Помню, например, наш визит в Клинтон Тауэрс; мы приехали рано и позавтракали в кругу семьи, вместе с тремя дочерьми хозяйки дома и их гувернанткой. Мою Долорес что-то дернуло заговорить о Сафо и о только что запрещенной книге «Кладезь уединения». Выражалась она при этом столь ясно и недвусмысленно, что в некий миг наставница вдруг издала какое-то короткое отчаянное восклицание и быстренько выпроводила из столовой своих воспитанниц, причем кушанья остались почти не тронутыми.

— Теперь, — сказала леди Гаррон, как мне показалось, довольно мрачным тоном, — теперь мы можем говорить свободно.

А Долорес как ни в чем не бывало продолжала развивать свою тему.

Мне запомнился также один разговор, который она вела с англиканским епископом, бывшим миссионером; забыл только, где это происходило. Всякий раз, когда она встречала миссионера, католика или протестанта — все равно, она подвергала их перекрестному огню вопросов, пытаясь вытянуть из них кое-какие пикантные подробности о матримониальных обычаях дикарей. Особенно ее занимало, почему это христианские миссионеры требуют, чтобы туземцы прикрывали свою наготу. Именно во время этого разговора воцарилась мгновенная тишина, и я услышал, как Долорес осведомляется:

— А теперь скажите мне, ваше преосвященство, только искренне, что именно вы стремитесь прикрыть — нехватку или избыток?

Духовные лица всегда действуют на Долорес возбуждающе, с полной, впрочем, взаимностью. Помню другой случай, когда я с ужасом услышал пронзительный вопль некоего духовного лица:

— Я воистину предпочел бы не разговаривать об этих предметах!

Я никогда не узнал также, о чем именно спросила Долорес маститого Главного Раввина во время званого приема в Париже.
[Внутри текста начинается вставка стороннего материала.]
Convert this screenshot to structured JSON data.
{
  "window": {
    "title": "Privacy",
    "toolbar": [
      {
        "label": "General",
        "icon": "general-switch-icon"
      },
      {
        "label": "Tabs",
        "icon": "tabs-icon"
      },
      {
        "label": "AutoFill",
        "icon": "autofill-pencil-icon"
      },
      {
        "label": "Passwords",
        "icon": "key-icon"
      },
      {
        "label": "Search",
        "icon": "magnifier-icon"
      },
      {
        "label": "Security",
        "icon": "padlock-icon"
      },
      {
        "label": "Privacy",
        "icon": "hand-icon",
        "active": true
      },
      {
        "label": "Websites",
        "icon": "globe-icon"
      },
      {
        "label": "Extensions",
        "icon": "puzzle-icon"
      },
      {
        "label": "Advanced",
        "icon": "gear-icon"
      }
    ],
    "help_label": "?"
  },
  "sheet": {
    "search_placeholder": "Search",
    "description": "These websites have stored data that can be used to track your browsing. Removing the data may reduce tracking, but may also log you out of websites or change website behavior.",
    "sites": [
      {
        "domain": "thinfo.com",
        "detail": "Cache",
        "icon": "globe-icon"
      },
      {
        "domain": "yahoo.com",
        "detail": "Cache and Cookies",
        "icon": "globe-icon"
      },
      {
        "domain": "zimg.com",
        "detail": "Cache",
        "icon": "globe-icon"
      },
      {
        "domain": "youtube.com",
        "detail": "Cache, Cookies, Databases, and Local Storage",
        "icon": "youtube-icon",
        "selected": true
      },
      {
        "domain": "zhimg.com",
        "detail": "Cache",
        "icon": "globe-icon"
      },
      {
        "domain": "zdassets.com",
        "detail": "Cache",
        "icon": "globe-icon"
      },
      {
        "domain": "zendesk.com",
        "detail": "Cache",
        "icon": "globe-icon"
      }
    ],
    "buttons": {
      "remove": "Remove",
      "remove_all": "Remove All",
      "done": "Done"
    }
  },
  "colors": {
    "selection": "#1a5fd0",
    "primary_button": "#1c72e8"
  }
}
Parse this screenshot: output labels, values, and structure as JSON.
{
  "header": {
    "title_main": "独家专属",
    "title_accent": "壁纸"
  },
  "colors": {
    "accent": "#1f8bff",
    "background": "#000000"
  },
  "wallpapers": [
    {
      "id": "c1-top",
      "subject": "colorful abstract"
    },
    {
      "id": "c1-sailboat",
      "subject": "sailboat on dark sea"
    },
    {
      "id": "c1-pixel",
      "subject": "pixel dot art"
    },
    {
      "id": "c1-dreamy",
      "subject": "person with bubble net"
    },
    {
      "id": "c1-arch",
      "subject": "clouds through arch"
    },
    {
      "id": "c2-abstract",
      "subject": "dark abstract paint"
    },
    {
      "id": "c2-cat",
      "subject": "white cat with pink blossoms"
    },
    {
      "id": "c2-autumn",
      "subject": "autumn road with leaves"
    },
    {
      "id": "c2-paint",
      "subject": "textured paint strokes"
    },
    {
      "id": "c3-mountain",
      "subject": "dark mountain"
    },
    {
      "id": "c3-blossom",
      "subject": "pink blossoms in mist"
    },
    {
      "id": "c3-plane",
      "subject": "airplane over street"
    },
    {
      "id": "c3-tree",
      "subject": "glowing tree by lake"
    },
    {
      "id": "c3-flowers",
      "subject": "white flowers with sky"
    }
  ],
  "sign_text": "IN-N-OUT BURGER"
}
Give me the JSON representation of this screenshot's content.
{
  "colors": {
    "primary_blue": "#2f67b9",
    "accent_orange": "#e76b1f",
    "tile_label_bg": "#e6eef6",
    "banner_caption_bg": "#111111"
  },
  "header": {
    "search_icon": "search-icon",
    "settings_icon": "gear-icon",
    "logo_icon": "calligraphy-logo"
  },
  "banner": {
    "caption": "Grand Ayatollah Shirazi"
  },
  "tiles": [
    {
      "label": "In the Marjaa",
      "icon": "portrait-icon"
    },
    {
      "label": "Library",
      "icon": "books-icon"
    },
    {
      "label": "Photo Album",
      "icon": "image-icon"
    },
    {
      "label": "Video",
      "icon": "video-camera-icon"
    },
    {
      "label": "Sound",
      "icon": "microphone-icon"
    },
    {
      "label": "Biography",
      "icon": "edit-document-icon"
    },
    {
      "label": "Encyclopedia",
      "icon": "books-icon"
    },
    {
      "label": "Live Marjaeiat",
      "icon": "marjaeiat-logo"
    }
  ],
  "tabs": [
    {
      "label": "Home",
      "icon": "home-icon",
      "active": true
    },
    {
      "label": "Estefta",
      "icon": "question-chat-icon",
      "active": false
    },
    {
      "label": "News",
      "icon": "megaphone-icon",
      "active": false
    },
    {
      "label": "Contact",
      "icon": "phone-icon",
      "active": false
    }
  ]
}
Знаю только, что старичок дрожащим от негодования голосом ответил ей:

— Если бы зэньсцина, подобная вам, явилась меж сынов Израиля, ее побили бы камэньями. Ка-мэнь-я-ми

Допускаю, что Долорес пустилась в чрезмерно рискованные подробности.

Она так никогда и не соизволила приспособить свои наряды к атмосфере английских усадеб и не хотела прислушиваться к моим аргументам в этом вопросе.
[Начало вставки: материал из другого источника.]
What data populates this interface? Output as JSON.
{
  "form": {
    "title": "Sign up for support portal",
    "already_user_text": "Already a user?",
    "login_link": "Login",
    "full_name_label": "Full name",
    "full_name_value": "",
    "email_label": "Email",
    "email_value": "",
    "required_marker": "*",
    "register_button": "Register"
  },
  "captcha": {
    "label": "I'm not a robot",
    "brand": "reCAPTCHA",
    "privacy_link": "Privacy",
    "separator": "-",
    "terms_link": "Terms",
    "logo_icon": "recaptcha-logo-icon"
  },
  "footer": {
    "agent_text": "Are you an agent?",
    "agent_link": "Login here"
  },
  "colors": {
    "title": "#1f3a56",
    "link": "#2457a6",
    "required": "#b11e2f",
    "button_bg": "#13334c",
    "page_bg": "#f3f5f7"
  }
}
— Милый мой Стини, — говорила она, — ты мещанин, книготорговец, коммерсант. Ты не разбираешься в этих делах. От француженки — а для здешних дам я француженка — они ожидают чего-то из ряда вон выходящего.

Если от нее действительно ожидали чего-то из ряда вон выходящего, то она не обманывала ожиданий. Для парижанок из круга Долорес английские усадьбы суть страны мифические. Для самой Долорес они всегда оставались легендой, хотя ей случалось в них бывать. Француженки полагают, что британские леди массу времени уделяют спорту — «ле спор» — и, следовательно, в женских нарядах непременно должно быть нечто спортивное, смягченное, естественно, известным кокетством. Кроме того, Британия считается родиной пледов — «ле плэд». Этой уверенности я обязан тем, что в сокровищнице памяти моей сохранился живописный образ Долорес, появляющейся в полдень на террасе в Шонтсе в роскошной версии костюма шотландского горца и клетчатом пледе клана Стюартов. Все было на месте: и шотландская юбочка, и кожаная сумочка, и орлиное перышко на бархатной шапочке. Живо вспоминается и другой случай, когда избранной темой была, очевидно, охота, и Долорес явилась в алом охотничьем рединготе, с громадными золотыми пуговицами и в бархатном кепи. А после полудня она носила сладострастные длинные платья, так называемые «ти-гаун», а также множество колец, ожерелий, брошек и браслетов, браслетов, браслетов.